Mastoidectomy and Endolymphatic Sac Decompression Procedure Causes Facial Nerve Injury

Michael Talve, CEO

Written by
— Updated on December 15, 2016

This case involves a 26-year-old female patient who underwent a mastoidectomy as part of an endolymphatic sac decompression operation. The procedure was met with several complications including major damage to the facial nerve and a syndrome known as Synkinesis. The nerve injury and synkinesis have caused numbness around her mouth, a drooping eyelid, facial twitching, and hyper lacrimation.

Question(s) For Expert Witness

  • 1. Was this surgery necessary or could some other means of intervention have been employed to more aptly avoid the complications?
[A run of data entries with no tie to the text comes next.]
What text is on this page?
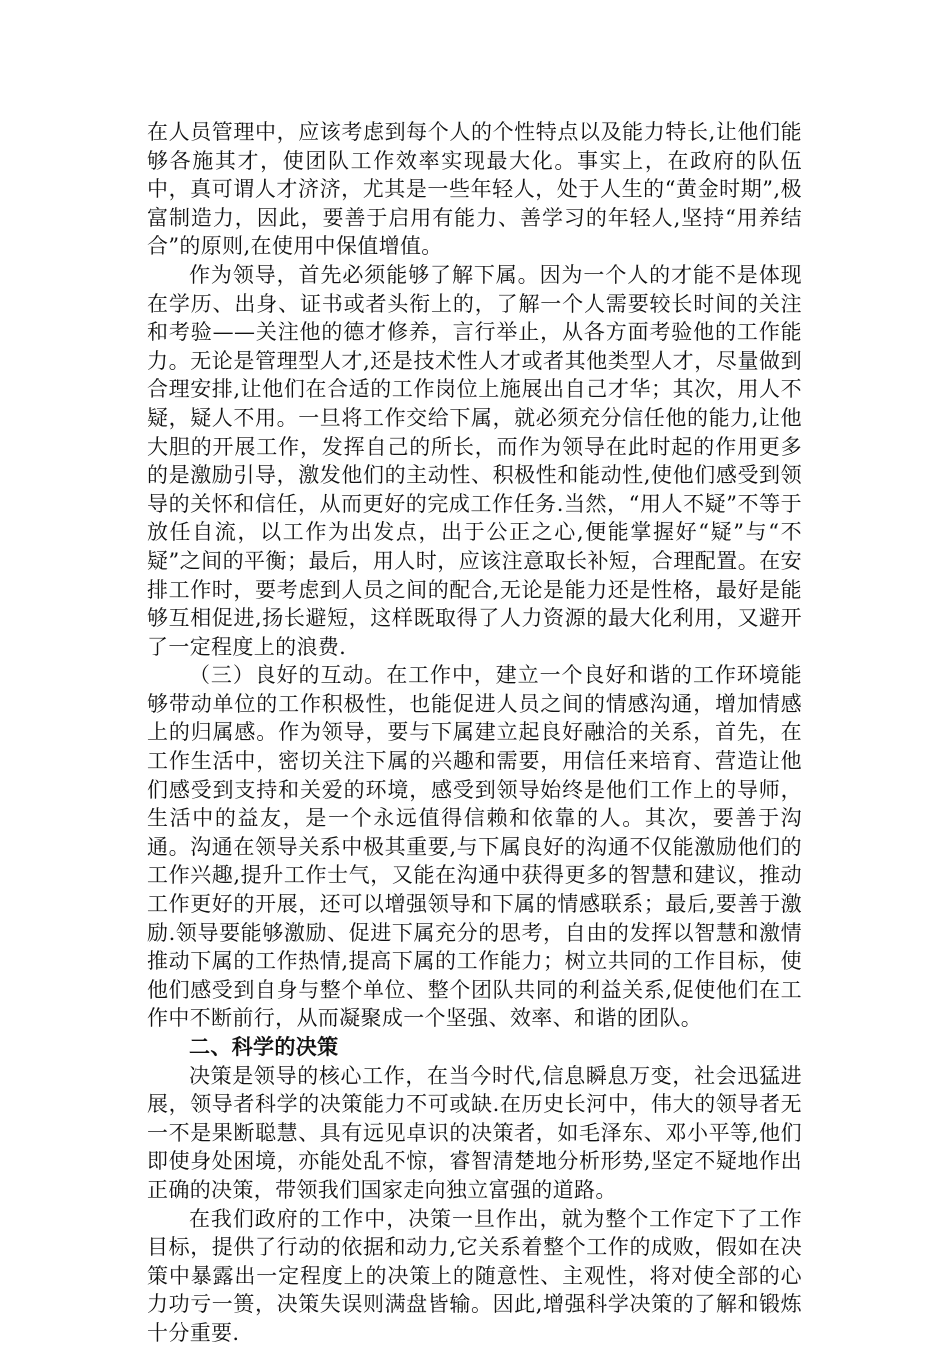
在人员管理中，应该考虑到每个人的个性特点以及能力特长,让他们能够各施其才，使团队工作效率实现最大化。事实上，在政府的队伍中，真可谓人才济济，尤其是一些年轻人，处于人生的“黄金时期”,极富制造力，因此，要善于启用有能力、善学习的年轻人,坚持“用养结合”的原则,在使用中保值增值。

作为领导，首先必须能够了解下属。因为一个人的才能不是体现在学历、出身、证书或者头衔上的，了解一个人需要较长时间的关注和考验——关注他的德才修养，言行举止，从各方面考验他的工作能力。无论是管理型人才,还是技术性人才或者其他类型人才，尽量做到合理安排,让他们在合适的工作岗位上施展出自己才华；其次，用人不疑，疑人不用。一旦将工作交给下属，就必须充分信任他的能力,让他大胆的开展工作，发挥自己的所长，而作为领导在此时起的作用更多的是激励引导，激发他们的主动性、积极性和能动性,使他们感受到领导的关怀和信任，从而更好的完成工作任务.当然，“用人不疑”不等于放任自流，以工作为出发点，出于公正之心,便能掌握好“疑”与“不疑”之间的平衡；最后，用人时，应该注意取长补短，合理配置。在安排工作时，要考虑到人员之间的配合,无论是能力还是性格，最好是能够互相促进,扬长避短，这样既取得了人力资源的最大化利用，又避开了一定程度上的浪费.

（三）良好的互动。在工作中，建立一个良好和谐的工作环境能够带动单位的工作积极性，也能促进人员之间的情感沟通，增加情感上的归属感。作为领导，要与下属建立起良好融洽的关系，首先，在工作生活中，密切关注下属的兴趣和需要，用信任来培育、营造让他们感受到支持和关爱的环境，感受到领导始终是他们工作上的导师，生活中的益友，是一个永远值得信赖和依靠的人。其次，要善于沟通。沟通在领导关系中极其重要,与下属良好的沟通不仅能激励他们的工作兴趣,提升工作士气，又能在沟通中获得更多的智慧和建议，推动工作更好的开展，还可以增强领导和下属的情感联系；最后,要善于激励.领导要能够激励、促进下属充分的思考，自由的发挥以智慧和激情推动下属的工作热情,提高下属的工作能力；树立共同的工作目标，使他们感受到自身与整个单位、整个团队共同的利益关系,促使他们在工作中不断前行，从而凝聚成一个坚强、效率、和谐的团队。

二、科学的决策

决策是领导的核心工作，在当今时代,信息瞬息万变，社会迅猛进展，领导者科学的决策能力不可或缺.在历史长河中，伟大的领导者无一不是果断聪慧、具有远见卓识的决策者，如毛泽东、邓小平等,他们即使身处困境，亦能处乱不惊，睿智清楚地分析形势,坚定不疑地作出正确的决策，带领我们国家走向独立富强的道路。

在我们政府的工作中，决策一旦作出，就为整个工作定下了工作目标，提供了行动的依据和动力,它关系着整个工作的成败，假如在决策中暴露出一定程度上的决策上的随意性、主观性，将对使全部的心力功亏一篑，决策失误则满盘皆输。因此,增强科学决策的了解和锻炼十分重要.
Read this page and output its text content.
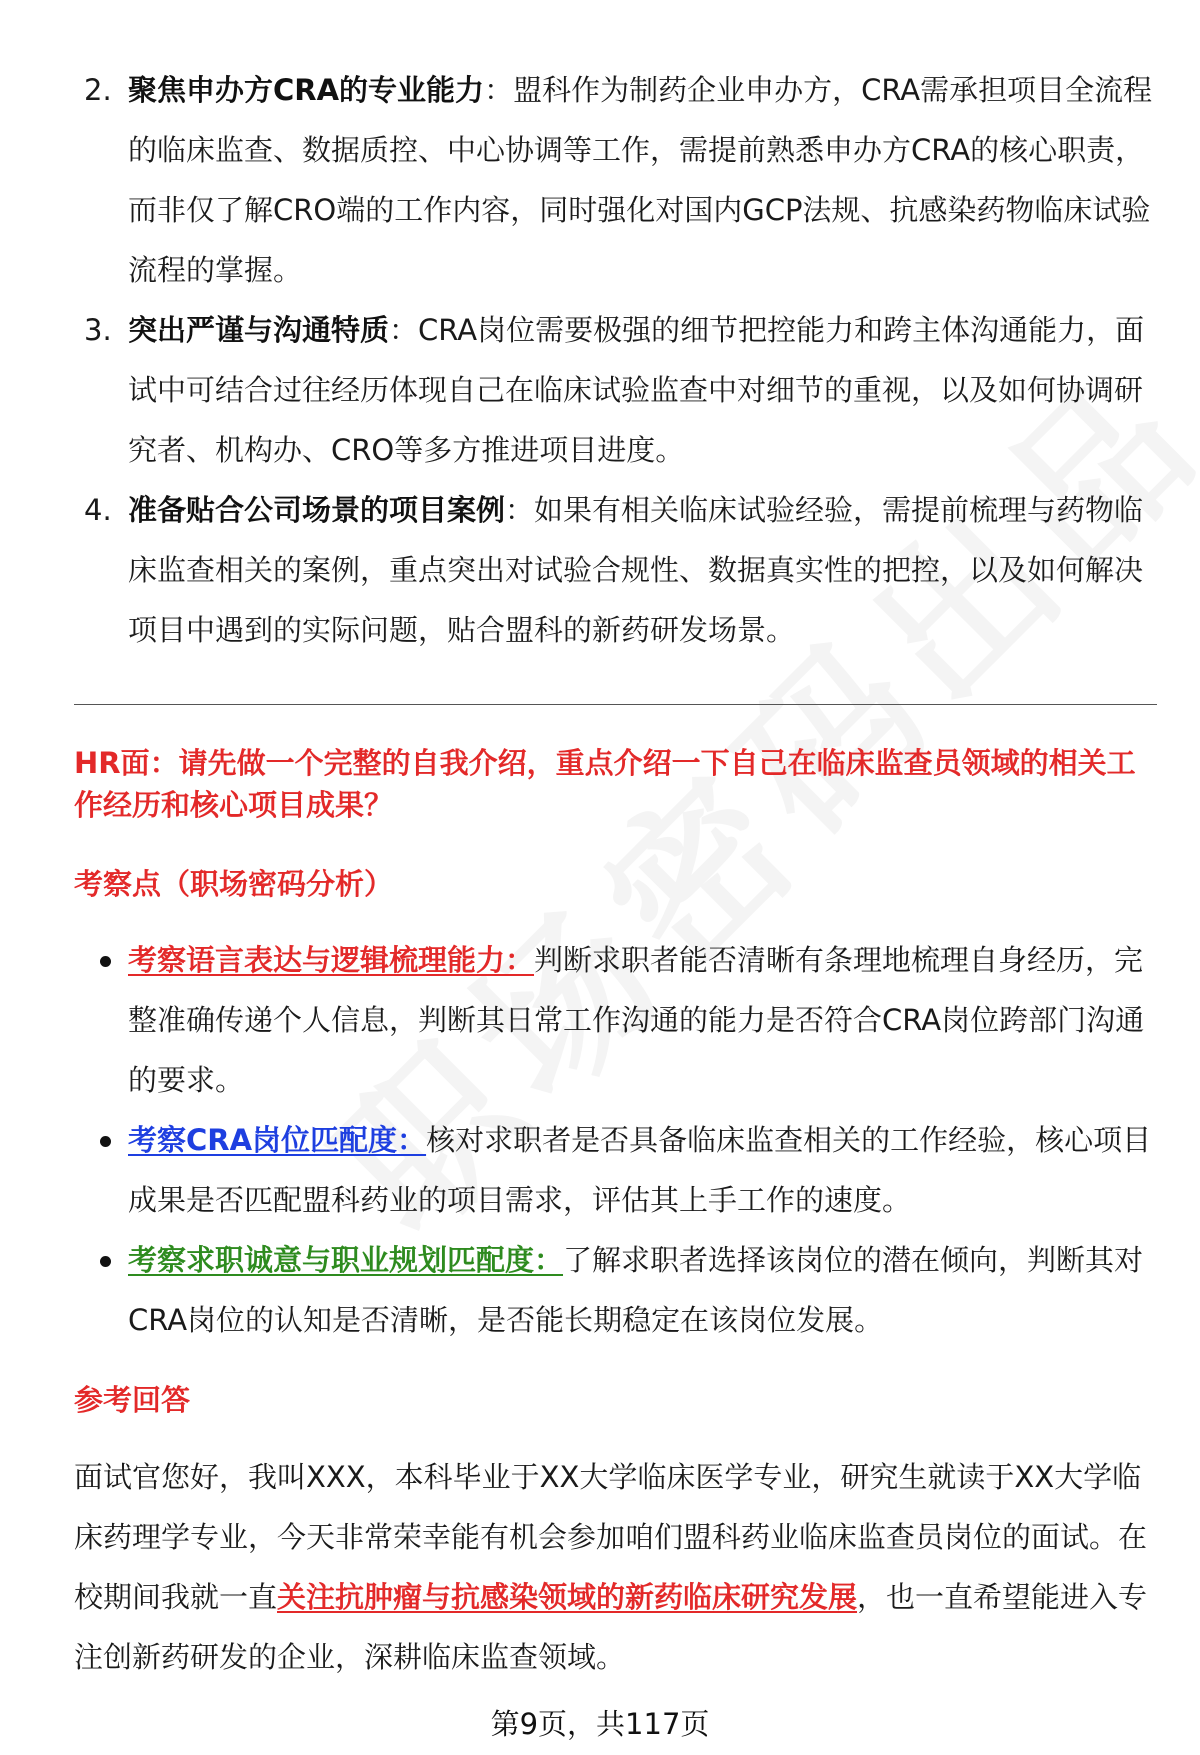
2. 聚焦申办方CRA的专业能力：盟科作为制药企业申办方，CRA需承担项目全流程的临床监查、数据质控、中心协调等工作，需提前熟悉申办方CRA的核心职责，而非仅了解CRO端的工作内容，同时强化对国内GCP法规、抗感染药物临床试验流程的掌握。
3. 突出严谨与沟通特质：CRA岗位需要极强的细节把控能力和跨主体沟通能力，面试中可结合过往经历体现自己在临床试验监查中对细节的重视，以及如何协调研究者、机构办、CRO等多方推进项目进度。
4. 准备贴合公司场景的项目案例：如果有相关临床试验经验，需提前梳理与药物临床监查相关的案例，重点突出对试验合规性、数据真实性的把控，以及如何解决项目中遇到的实际问题，贴合盟科的新药研发场景。
HR面：请先做一个完整的自我介绍，重点介绍一下自己在临床监查员领域的相关工作经历和核心项目成果？
考察点（职场密码分析）
考察语言表达与逻辑梳理能力：判断求职者能否清晰有条理地梳理自身经历，完整准确传递个人信息，判断其日常工作沟通的能力是否符合CRA岗位跨部门沟通的要求。
考察CRA岗位匹配度：核对求职者是否具备临床监查相关的工作经验，核心项目成果是否匹配盟科药业的项目需求，评估其上手工作的速度。
考察求职诚意与职业规划匹配度：了解求职者选择该岗位的潜在倾向，判断其对CRA岗位的认知是否清晰，是否能长期稳定在该岗位发展。
参考回答
面试官您好，我叫XXX，本科毕业于XX大学临床医学专业，研究生就读于XX大学临床药理学专业，今天非常荣幸能有机会参加咱们盟科药业临床监查员岗位的面试。在校期间我就一直关注抗肿瘤与抗感染领域的新药临床研究发展，也一直希望能进入专注创新药研发的企业，深耕临床监查领域。
第9页，共117页
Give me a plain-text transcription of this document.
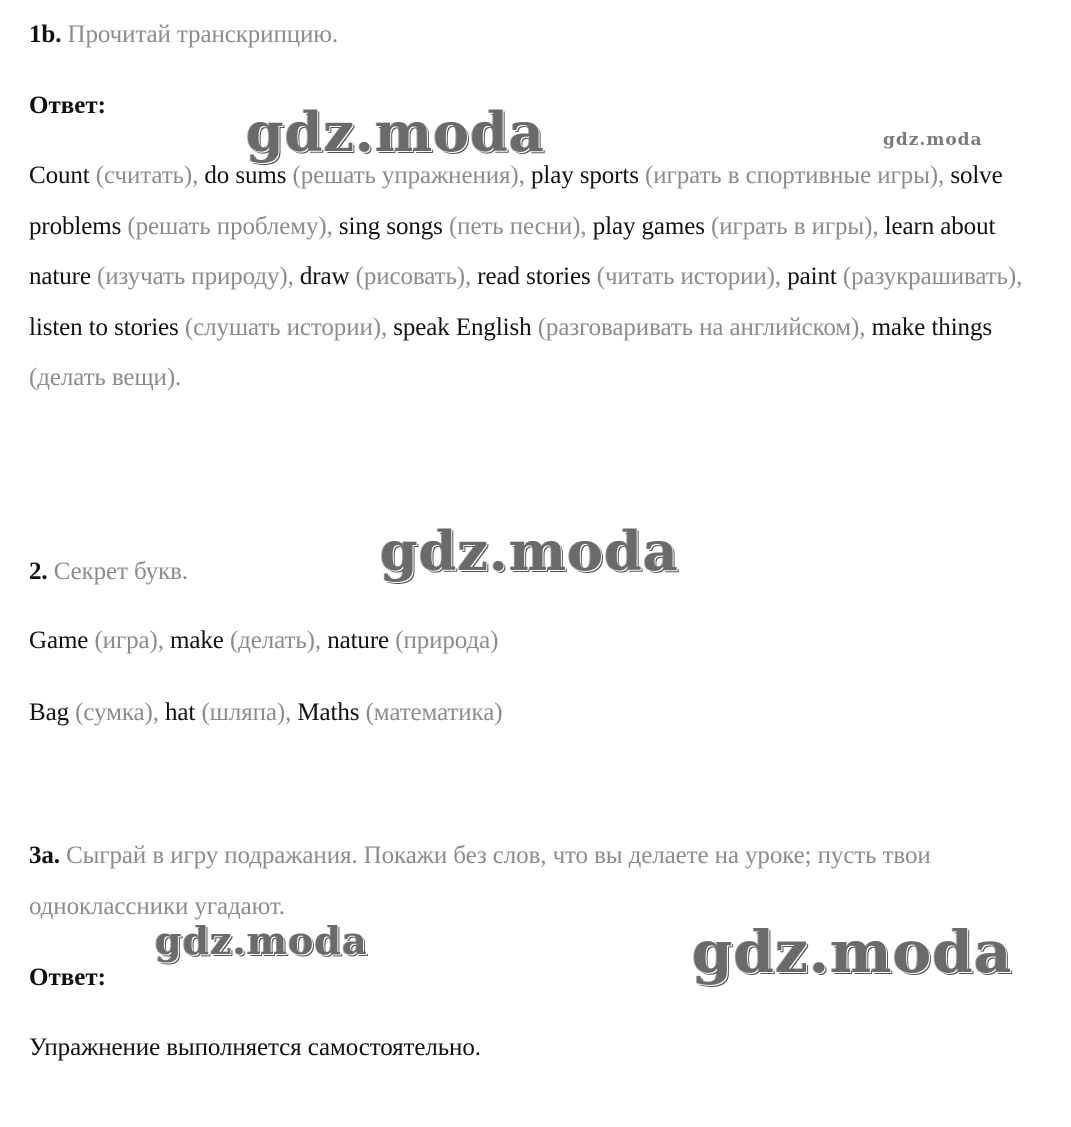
1b. Прочитай транскрипцию.
Ответ:
Count (считать), do sums (решать упражнения), play sports (играть в спортивные игры), solve problems (решать проблему), sing songs (петь песни), play games (играть в игры), learn about nature (изучать природу), draw (рисовать), read stories (читать истории), paint (разукрашивать), listen to stories (слушать истории), speak English (разговаривать на английском), make things (делать вещи).
2. Секрет букв.
Game (игра), make (делать), nature (природа)
Bag (сумка), hat (шляпа), Maths (математика)
3a. Сыграй в игру подражания. Покажи без слов, что вы делаете на уроке; пусть твои одноклассники угадают.
Ответ:
Упражнение выполняется самостоятельно.
gdz.moda	gdz.moda
gdz.moda
gdz.moda	gdz.moda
Expert Witness Response E-005001

The first consideration is whether the patient’s diagnosis merited the surgery. ELS decompression is only performed for Meniere’s disease, there are studies that demonstrate a 70-80% success rate in the treatment of this condition so it is appropriate to perform. Facial nerve injury should have been mentioned as a risk of surgery. Secondly, during the surgery facial nerve monitoring should have been used, if not this is a breach of typical standard practice. Once a facial nerve injury was identified (if it was known at the time), the nerve should have been decompressed above and below the site of injury (if the nerve is intact) and steroids administered. If not known at the time of surgery, the patient should have been taken back to OR for decompression once facial nerve paralysis was detected. If the nerve was transected it should have been re-approximated or a cable graft placement could have been done as an alternative.